Conspiracy theorists picked a weird icon in Kennedy

John  Fitzgerald Kennedy is seen to many Americans as an icon. To many conspiracy theorists he is seen as their martyr; a man who was about to expose the crimes of the deep state and was killed by the deep state and their puppet agent Lyndon Baines Johnson so that they could continue with their […]

John  Fitzgerald Kennedy is seen to many Americans as an icon. To many conspiracy theorists he is seen as their martyr; a man who was about to expose the crimes of the deep state and was killed by the deep state and their puppet agent Lyndon Baines Johnson so that they could continue with their evil plans.
However, when I examined closer the record of John Fitzgerald Kennedy, I found myself puzzled at how these anti- CIA, anti- deep state conspiracy theorists could consider this man to be their martyred saint, when he did several things that these conspiracy theorists app-haul.
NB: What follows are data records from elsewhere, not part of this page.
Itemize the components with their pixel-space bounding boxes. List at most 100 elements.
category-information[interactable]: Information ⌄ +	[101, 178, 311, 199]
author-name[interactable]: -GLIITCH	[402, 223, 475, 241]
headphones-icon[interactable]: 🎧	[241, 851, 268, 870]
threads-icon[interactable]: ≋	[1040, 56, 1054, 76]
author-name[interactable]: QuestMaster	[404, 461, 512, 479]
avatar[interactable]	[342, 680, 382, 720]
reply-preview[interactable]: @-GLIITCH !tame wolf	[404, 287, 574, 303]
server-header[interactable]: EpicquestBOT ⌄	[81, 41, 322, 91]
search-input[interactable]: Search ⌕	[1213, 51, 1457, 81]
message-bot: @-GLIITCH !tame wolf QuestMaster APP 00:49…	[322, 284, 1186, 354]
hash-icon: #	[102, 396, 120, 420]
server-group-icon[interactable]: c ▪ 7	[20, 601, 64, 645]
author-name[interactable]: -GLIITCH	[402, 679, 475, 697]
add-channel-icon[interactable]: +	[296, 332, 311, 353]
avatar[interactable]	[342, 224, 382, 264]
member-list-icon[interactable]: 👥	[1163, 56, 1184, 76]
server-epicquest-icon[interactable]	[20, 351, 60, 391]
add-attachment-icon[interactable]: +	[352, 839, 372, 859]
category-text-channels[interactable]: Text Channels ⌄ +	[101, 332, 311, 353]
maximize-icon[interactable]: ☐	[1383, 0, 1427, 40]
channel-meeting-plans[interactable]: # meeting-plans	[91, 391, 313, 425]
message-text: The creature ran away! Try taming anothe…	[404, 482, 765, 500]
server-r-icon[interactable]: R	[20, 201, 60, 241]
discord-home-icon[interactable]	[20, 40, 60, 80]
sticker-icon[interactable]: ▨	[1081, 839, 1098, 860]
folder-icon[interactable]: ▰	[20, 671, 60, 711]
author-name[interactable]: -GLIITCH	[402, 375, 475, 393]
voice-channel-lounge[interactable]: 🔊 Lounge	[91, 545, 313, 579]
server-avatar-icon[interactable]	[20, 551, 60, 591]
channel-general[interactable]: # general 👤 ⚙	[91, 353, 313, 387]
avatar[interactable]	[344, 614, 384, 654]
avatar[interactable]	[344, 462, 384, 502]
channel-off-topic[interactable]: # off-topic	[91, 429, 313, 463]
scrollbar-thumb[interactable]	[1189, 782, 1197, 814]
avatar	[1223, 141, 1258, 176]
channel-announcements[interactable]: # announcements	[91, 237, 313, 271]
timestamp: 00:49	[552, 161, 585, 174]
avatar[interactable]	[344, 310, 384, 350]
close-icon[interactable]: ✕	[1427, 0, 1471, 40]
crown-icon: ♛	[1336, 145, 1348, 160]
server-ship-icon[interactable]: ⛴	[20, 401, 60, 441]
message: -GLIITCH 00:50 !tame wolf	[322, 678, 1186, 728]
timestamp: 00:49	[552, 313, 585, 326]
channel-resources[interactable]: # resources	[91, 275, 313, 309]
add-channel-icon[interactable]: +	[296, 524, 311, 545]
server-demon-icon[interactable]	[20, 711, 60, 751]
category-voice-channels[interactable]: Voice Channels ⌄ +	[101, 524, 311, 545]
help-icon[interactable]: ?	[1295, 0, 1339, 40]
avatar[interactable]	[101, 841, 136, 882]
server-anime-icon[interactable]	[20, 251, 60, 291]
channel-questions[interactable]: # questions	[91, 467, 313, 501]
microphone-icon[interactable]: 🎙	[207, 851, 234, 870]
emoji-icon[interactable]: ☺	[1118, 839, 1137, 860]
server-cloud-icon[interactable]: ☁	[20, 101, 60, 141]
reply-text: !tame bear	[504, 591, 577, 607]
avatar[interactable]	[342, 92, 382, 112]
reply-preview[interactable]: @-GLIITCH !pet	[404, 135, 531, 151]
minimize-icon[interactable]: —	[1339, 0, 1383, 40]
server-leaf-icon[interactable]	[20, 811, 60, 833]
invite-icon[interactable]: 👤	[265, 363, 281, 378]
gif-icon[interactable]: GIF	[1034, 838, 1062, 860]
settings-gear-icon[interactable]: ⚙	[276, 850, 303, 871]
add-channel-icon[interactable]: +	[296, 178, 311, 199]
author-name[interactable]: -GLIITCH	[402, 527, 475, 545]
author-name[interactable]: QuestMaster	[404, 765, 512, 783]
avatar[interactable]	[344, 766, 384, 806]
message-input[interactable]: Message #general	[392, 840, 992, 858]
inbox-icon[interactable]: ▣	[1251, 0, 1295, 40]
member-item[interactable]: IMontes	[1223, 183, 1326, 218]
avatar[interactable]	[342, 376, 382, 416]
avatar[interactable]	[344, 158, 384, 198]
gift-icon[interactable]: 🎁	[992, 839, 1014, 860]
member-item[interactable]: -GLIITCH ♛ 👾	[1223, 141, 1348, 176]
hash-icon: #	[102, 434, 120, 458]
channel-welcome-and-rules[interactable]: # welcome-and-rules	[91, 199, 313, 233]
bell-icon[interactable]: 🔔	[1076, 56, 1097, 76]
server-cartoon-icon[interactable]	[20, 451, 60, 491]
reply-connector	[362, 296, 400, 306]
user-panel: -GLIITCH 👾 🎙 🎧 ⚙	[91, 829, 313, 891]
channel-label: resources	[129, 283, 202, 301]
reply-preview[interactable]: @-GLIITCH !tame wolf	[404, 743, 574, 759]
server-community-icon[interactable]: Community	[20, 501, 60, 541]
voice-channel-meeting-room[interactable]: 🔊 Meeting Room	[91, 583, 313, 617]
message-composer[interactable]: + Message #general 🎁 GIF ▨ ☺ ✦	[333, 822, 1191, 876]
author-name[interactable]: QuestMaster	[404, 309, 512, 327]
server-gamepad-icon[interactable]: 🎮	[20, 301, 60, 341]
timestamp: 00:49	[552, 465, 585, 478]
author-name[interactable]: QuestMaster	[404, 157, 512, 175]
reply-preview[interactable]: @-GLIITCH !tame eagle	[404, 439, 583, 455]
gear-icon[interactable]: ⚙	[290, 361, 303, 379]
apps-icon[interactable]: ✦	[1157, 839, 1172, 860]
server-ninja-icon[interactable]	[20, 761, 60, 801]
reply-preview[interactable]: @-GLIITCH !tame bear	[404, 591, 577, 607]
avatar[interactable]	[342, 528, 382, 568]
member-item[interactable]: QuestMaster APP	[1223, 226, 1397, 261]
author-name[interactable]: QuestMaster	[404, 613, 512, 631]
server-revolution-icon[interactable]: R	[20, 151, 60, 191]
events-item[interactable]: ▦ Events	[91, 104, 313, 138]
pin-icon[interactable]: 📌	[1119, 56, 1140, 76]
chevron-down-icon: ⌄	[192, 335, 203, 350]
The first note is his relationship with the CIA. Now, it is true that he personally detested them and rejected a plan to blow up a US civilian airliner over Cuba and frame Castro for it. And it is also true that following news of his brother’s assassination, Robert F. Kennedy called the head of the CIA into his office and asked if they had anything to do with it.
Yet, despite all of this, Kennedy was President of the United States at the height of the cold war and needed the CIA to get his dirty work done. There are two major flash-points that illustrate this.
One is the Bay of Pigs Invasion, in which Kennedy had the CIA train Cuban exiles to overthrow the Castro government of Cuba, which backfired. The other is Kennedy ordering the CIA to assassinate South Vietnamese Leader Ngô Đình Diệm which guaranteed a victory for Viet Cong, as Ngô Đình Diệm, although corrupt, was an effective and legitimate leader.
Vietnam is another element of the Kennedy that conspiracy theorists seem to seemingly conveniently overlook. I have often heard the claim by conspiracy theorists that Kennedy was killed so that Lyndon Johnson could go to war in Vietnam, excluding one big elephant in the room; Although it is true that Johnson started an all-out war against North Vietnam, it was not Johnson who escalated American involvement in Vietnam, but Kennedy, who sent thousands of advisers to train the South Vietnamese forces, and these United States forces even engaged in battles against the Viet Cong. Had Kennedy not been assassinated, history would not have changed, American bombing of Hanoi and communist targets in Laos, Cambodia, and Thailand would have occurred anyway when it did.
All in all, JFK is not worthy of martyrdom, and anyone who claims so otherwise is doing his administration a serious disservice.